Aprender a respeitar as diferenças pode não ser tarefa fácil. Por isso, o trabalho deve ser em conjunto. Para o pesquisador Cecchetti atualmente vive-se um momento de mudança de mentalidade e a educação é a principal via para isso.

— Um caminho possível é começar a entender que a vida do outro, que pode ser diferente ou idêntica a minha, não é problema. Pelo contrário, a riqueza está na diversidade.

Para começar a adotar uma postura mais alteritária, ou seja, de respeito às diferenças, o primeiro passo é a reflexão. E o fim de ano é uma ótima oportunidade para isso. O padre Vilson sugere um balanço de vida para mensurar nosso grau de aceitação e relação com o próximo.

— Afinal, como foram minhas ações durante o ano, quantas vezes passei pelas pessoas e as reconheci e parei para escutar? Eu fiz um gesto solidário, eu tive relação de proximidade, de qualidade? — questiona.

Essa avaliação interna permite a reconexão com a história, família e amigos. Além disso, segundo o religioso, faz com que cada um se lembre que para ser feliz não precisa de muitas coisas, mas que passa pela relação com o outro, pelo reconhecimento.

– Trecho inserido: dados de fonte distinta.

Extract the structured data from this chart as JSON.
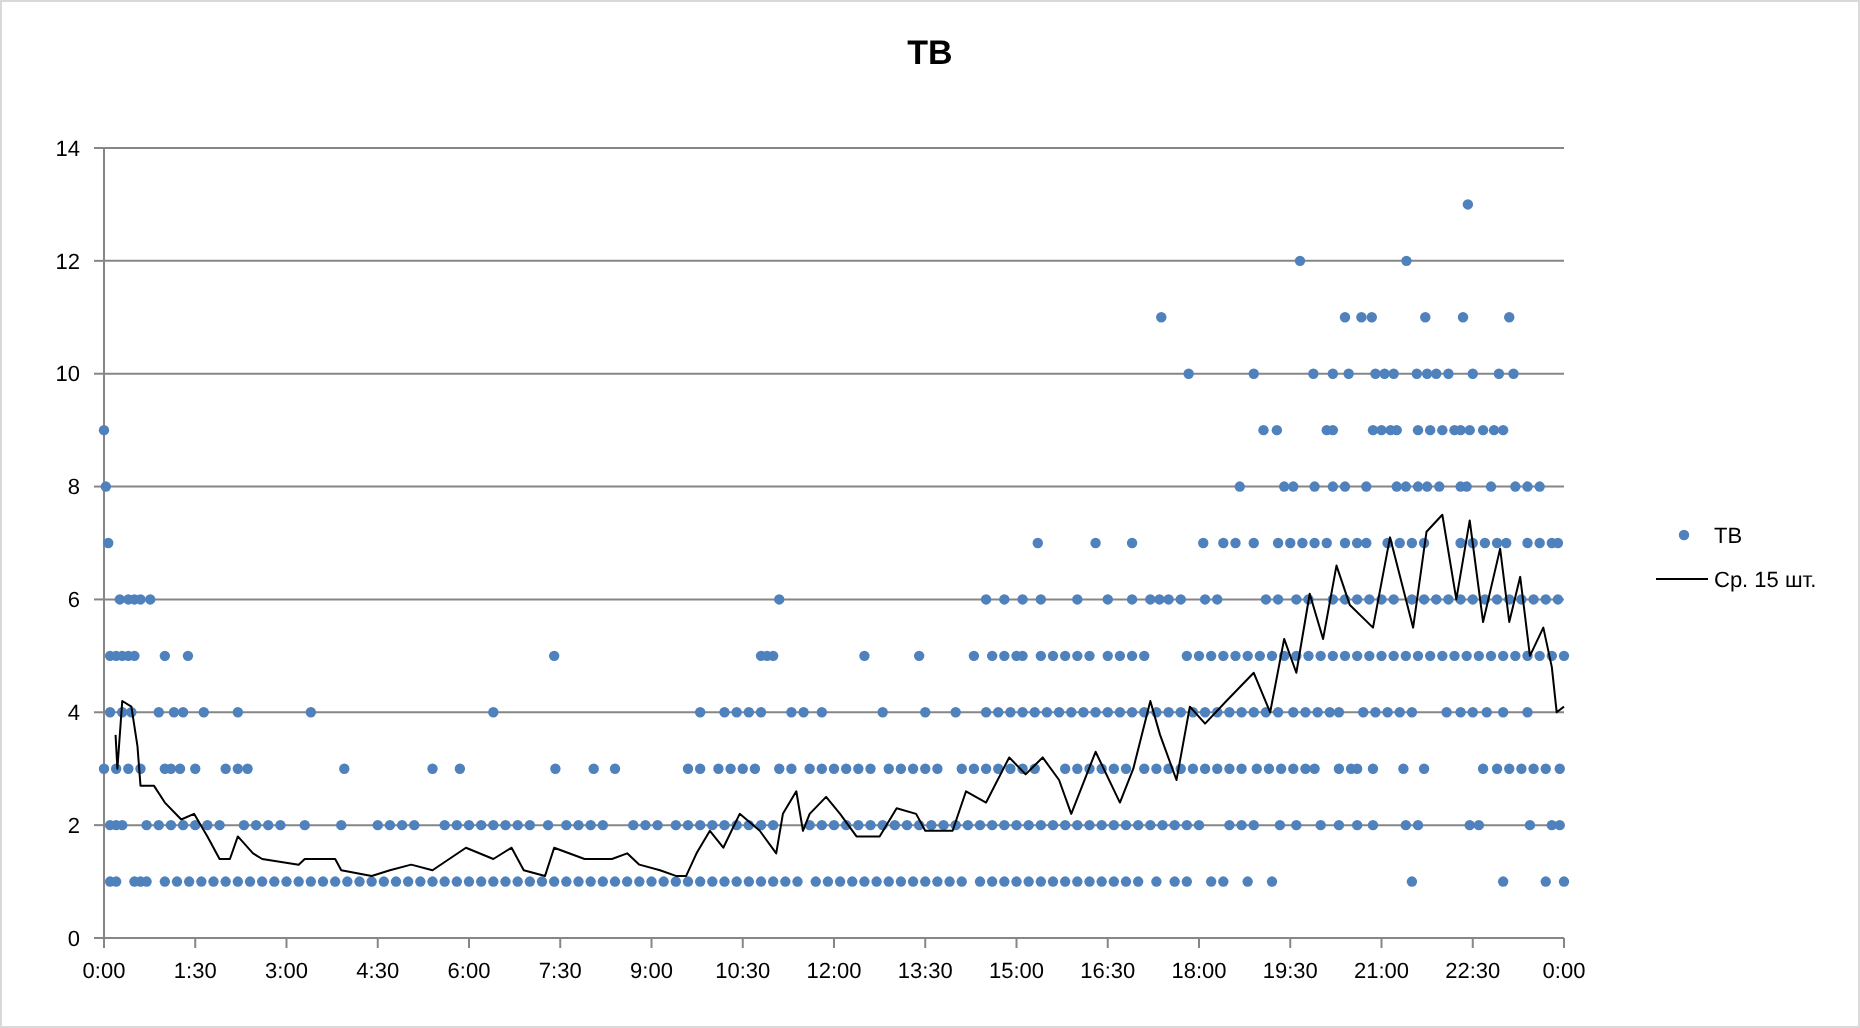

Para Groh, é fundamental recuperar de novo a ternura, que é a única força capaz de romper com a brutalidade. Mas nada de ficar apenas no discurso. É para colocar a mão na massa e começar olhando para a própria casa, rever o modelo de vida, os vínculos com os familiares e com os bens materiais. Livrar-se das coisas que não se precisa mais e estabelecer relações verdadeiras são partes fundamentais nesse processo.

Depois dessa reavaliação, é hora de olhar para fora e buscar vínculos com os outros e com projetos sociais. Com todas essas mudanças, o religioso acredita que é possível ter uma perspectiva otimista em relação ao futuro. Aliás, é o que defende também a professora Marcia Friggi.

Com o supercílio cicatrizado, depois de tratamento médico e psicológico e do apoio da família, ela se sente segura para voltar à sala de aula, o que deve ocorrer no próximo ano. Apesar do receio e ansiedade, conta, acima de tudo, com uma boa dose de confiança:

— A gente está trabalhando com aquelas crianças e jovens com olhar no futuro. A matéria-prima do nosso trabalho é a esperança.